I have a function as follows $$ R_{nl}(r)=r^l e^{-\frac{\mu r}{n}}\sum_{j=0}^{n-l-1}b_j r^j \tag{1} $$ where $$ b_{j+1}=\frac{2\mu}{n}\frac{j+l+1-n}{(j+1)(j+2l+2)}b_j \tag{2} $$ and $b_0=2\mu^{3/2}$ and $\mu=1$.
Now I want to write a code for calculating $R_{nl}(r)$. So I tried this
rvals = RecurrenceTable[{b[j + 1] == (2 \[Mu])/n ( j + l + 1 - n)/((j + 1) (j + 2 l + 2)) b[j], b[0] == 2 \[Mu]^(3/2)}, b, {j, 0, n - 1}];
rvals2 = PrependTo[rvals, 2 \[Mu]^(3/2)];
rfun[n_, l_, r_] :=r^l Exp[-\[Mu] r/n] Sum[rvals[[j]] r^j, {j, 0, n - l - 1}]
but when I try for example
rfun[2, 1, r]
it doesn't give me the answer. It seems that the recurrence table needs to specify the initial values for $n$ and $l$, but I want to use rfun[n, l, r]

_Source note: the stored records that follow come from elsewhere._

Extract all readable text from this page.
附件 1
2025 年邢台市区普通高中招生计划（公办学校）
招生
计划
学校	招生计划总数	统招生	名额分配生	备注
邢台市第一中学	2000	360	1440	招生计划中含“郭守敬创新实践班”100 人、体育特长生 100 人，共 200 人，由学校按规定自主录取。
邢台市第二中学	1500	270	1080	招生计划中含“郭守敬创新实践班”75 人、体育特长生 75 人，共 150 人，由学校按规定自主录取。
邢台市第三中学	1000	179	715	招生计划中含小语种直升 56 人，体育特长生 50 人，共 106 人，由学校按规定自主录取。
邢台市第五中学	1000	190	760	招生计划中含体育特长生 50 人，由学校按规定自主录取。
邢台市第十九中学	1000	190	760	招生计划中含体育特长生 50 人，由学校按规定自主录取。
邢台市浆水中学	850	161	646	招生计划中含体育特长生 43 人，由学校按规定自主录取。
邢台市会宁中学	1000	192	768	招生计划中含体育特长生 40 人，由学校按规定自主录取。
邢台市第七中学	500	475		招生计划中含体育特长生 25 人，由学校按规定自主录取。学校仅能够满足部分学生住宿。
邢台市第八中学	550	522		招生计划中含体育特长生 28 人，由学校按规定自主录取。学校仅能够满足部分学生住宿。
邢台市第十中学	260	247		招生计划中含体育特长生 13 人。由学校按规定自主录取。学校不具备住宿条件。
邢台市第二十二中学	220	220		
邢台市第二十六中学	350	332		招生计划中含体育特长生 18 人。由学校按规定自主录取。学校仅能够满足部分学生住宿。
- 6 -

as a function in the next steps. Also I had tired
RSolve[{b[j + 1] == (2 \[Mu])/n (j + l + 1 - n)/((j + 1) (j + 2 l + 2)) b[j],
b[1] == 2 \[Mu]^(3/2)}, b[j], j]
for recursion relation but this does not yield my desire result too. Any idea?